THE NEXT WEDNESDAY, Brett arrived pushing little Mark in a baby buggy while trying to hold Sarah’s hand—she’d insisted we meet to go over her manuscript even though she’d just had the baby. The novel was a mystery in which a female graduate student, Elizabeth, finds a dead body in the physics lab and, in the course of disentangling herself from suspicion, learns that she is adopted and that her birth mother is a research scientist at the university.
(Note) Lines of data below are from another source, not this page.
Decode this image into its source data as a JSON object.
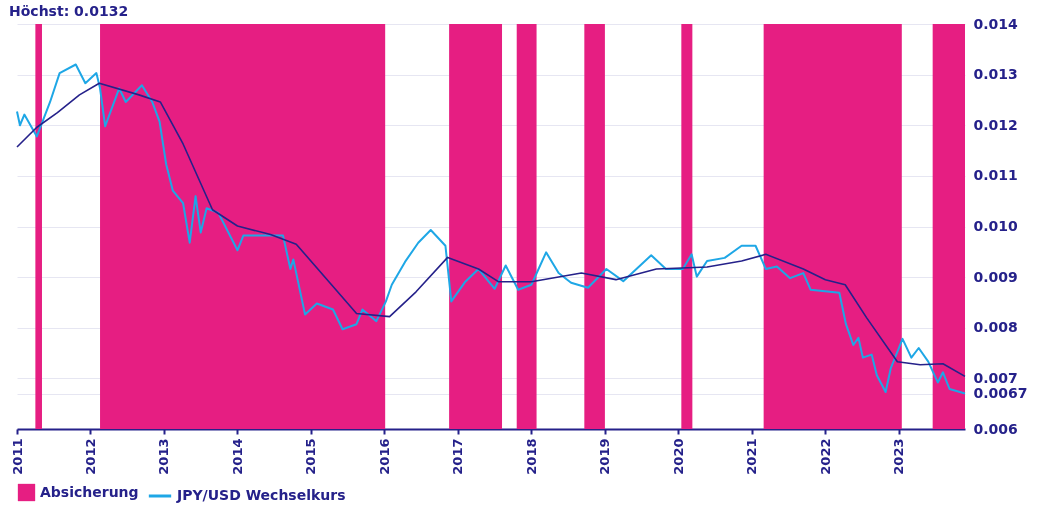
{
  "chart_data": {
    "type": "line",
    "annotations": [
      "Höchst: 0.0132"
    ],
    "xlim": [
      2011,
      2023.9
    ],
    "xticks": [
      2011,
      2012,
      2013,
      2014,
      2015,
      2016,
      2017,
      2018,
      2019,
      2020,
      2021,
      2022,
      2023
    ],
    "ylim": [
      0.006,
      0.014
    ],
    "yticks": [
      0.006,
      0.0067,
      0.007,
      0.008,
      0.009,
      {
        "value": 0.01,
        "label": "0.010"
      },
      0.011,
      0.012,
      0.013,
      0.014
    ],
    "grid": "y",
    "legend": "bottom",
    "line_style": "solid",
    "bands": [
      {
        "axis": "x",
        "from": 2011.25,
        "to": 2011.34,
        "label": "Absicherung",
        "color": "#e61e82"
      },
      {
        "axis": "x",
        "from": 2012.13,
        "to": 2016.01,
        "color": "#e61e82"
      },
      {
        "axis": "x",
        "from": 2016.88,
        "to": 2017.6,
        "color": "#e61e82"
      },
      {
        "axis": "x",
        "from": 2017.8,
        "to": 2018.07,
        "color": "#e61e82"
      },
      {
        "axis": "x",
        "from": 2018.72,
        "to": 2019.0,
        "color": "#e61e82"
      },
      {
        "axis": "x",
        "from": 2020.04,
        "to": 2020.19,
        "color": "#e61e82"
      },
      {
        "axis": "x",
        "from": 2021.16,
        "to": 2023.04,
        "color": "#e61e82"
      },
      {
        "axis": "x",
        "from": 2023.46,
        "to": 2023.9,
        "color": "#e61e82"
      }
    ],
    "series": [
      {
        "name": "JPY/USD Wechselkurs",
        "color": "#1ea7e6",
        "x": [
          2011.0,
          2011.04,
          2011.1,
          2011.27,
          2011.45,
          2011.58,
          2011.8,
          2011.93,
          2012.08,
          2012.13,
          2012.2,
          2012.39,
          2012.48,
          2012.7,
          2012.84,
          2012.94,
          2013.03,
          2013.12,
          2013.26,
          2013.35,
          2013.43,
          2013.5,
          2013.58,
          2013.74,
          2014.0,
          2014.08,
          2014.41,
          2014.62,
          2014.72,
          2014.76,
          2014.92,
          2015.08,
          2015.3,
          2015.43,
          2015.62,
          2015.7,
          2015.89,
          2016.02,
          2016.1,
          2016.28,
          2016.46,
          2016.63,
          2016.83,
          2016.91,
          2017.1,
          2017.28,
          2017.5,
          2017.65,
          2017.82,
          2018.0,
          2018.2,
          2018.37,
          2018.54,
          2018.77,
          2019.02,
          2019.25,
          2019.63,
          2019.83,
          2020.06,
          2020.18,
          2020.25,
          2020.39,
          2020.63,
          2020.86,
          2021.05,
          2021.19,
          2021.34,
          2021.52,
          2021.7,
          2021.8,
          2022.19,
          2022.28,
          2022.38,
          2022.45,
          2022.51,
          2022.63,
          2022.7,
          2022.82,
          2022.89,
          2023.05,
          2023.17,
          2023.27,
          2023.4,
          2023.53,
          2023.6,
          2023.69,
          2023.9
        ],
        "values": [
          0.01227,
          0.012,
          0.01221,
          0.01178,
          0.01246,
          0.01303,
          0.0132,
          0.01283,
          0.01303,
          0.01273,
          0.01198,
          0.01273,
          0.01246,
          0.01279,
          0.01246,
          0.01207,
          0.01123,
          0.01071,
          0.01046,
          0.00968,
          0.0106,
          0.00988,
          0.01036,
          0.01027,
          0.00953,
          0.00982,
          0.00982,
          0.00982,
          0.00916,
          0.00935,
          0.00826,
          0.00848,
          0.00836,
          0.00797,
          0.00807,
          0.00836,
          0.00813,
          0.00852,
          0.00885,
          0.0093,
          0.00968,
          0.00993,
          0.00962,
          0.00852,
          0.00891,
          0.00916,
          0.00877,
          0.00923,
          0.00875,
          0.00885,
          0.00949,
          0.00908,
          0.00889,
          0.00879,
          0.00916,
          0.00892,
          0.00943,
          0.00916,
          0.00916,
          0.00945,
          0.00901,
          0.00932,
          0.00938,
          0.00962,
          0.00962,
          0.00916,
          0.00921,
          0.00898,
          0.00908,
          0.00875,
          0.00869,
          0.00807,
          0.00766,
          0.0078,
          0.00741,
          0.00747,
          0.00706,
          0.00673,
          0.0072,
          0.00778,
          0.00741,
          0.0076,
          0.00733,
          0.00692,
          0.00712,
          0.00679,
          0.0067
        ]
      },
      {
        "color": "#25218a",
        "x": [
          2011.0,
          2011.27,
          2011.55,
          2011.85,
          2012.12,
          2012.66,
          2012.95,
          2013.26,
          2013.66,
          2014.0,
          2014.45,
          2014.8,
          2015.28,
          2015.62,
          2016.07,
          2016.43,
          2016.86,
          2017.28,
          2017.55,
          2018.0,
          2018.68,
          2019.15,
          2019.7,
          2020.39,
          2020.86,
          2021.19,
          2021.7,
          2022.0,
          2022.27,
          2022.56,
          2022.98,
          2023.29,
          2023.6,
          2023.9
        ],
        "values": [
          0.01157,
          0.01196,
          0.01225,
          0.0126,
          0.01283,
          0.0126,
          0.01246,
          0.01163,
          0.01033,
          0.01001,
          0.00984,
          0.00965,
          0.00885,
          0.00828,
          0.00822,
          0.00871,
          0.00939,
          0.00916,
          0.00891,
          0.00891,
          0.00908,
          0.00895,
          0.00916,
          0.0092,
          0.00932,
          0.00945,
          0.00916,
          0.00895,
          0.00885,
          0.0082,
          0.00733,
          0.00727,
          0.00729,
          0.00704
        ]
      }
    ]
  }
}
But the improbability of that coincidence wasn’t even the biggest problem with the book, nor was the fact that only one credible suspect remained after page 42. The biggest problem was the protagonist, Elizabeth, who was, frankly, dull and unlikeable.
We all started with what we liked about the manuscript: the Stanford campus setting, the science (which was surprisingly interesting), the way Elizabeth talked things out with her favorite lab rat. “Ratty! I loved Ratty!” Linda said. “If Elizabeth were half as likeable as Ratty—”
“Y’all can laugh,” Kath said, cutting Linda off, “but I swear, Ratty reminded me of Brett’s brother in that thing she wrote about the marble machine.” And we all did laugh, but she was right, there was a certain charm the two characters shared.
“It’s awfully good for a first draft, Brett,” Kath said. “A mighty good li’l mystery.”
Brett, her watering eyes betraying her earlier insistence that this was just for fun, looked down at her gloved hands. “But it isn’t a first draft,” she said. “It’s a fourth or a fifth or a sixth draft, I don’t even know anymore. What is a draft, anyway?”
Kath, not missing a beat, said it was great for a sixth draft as the rest of us sat there, trying not to look incredulous. A sixth draft?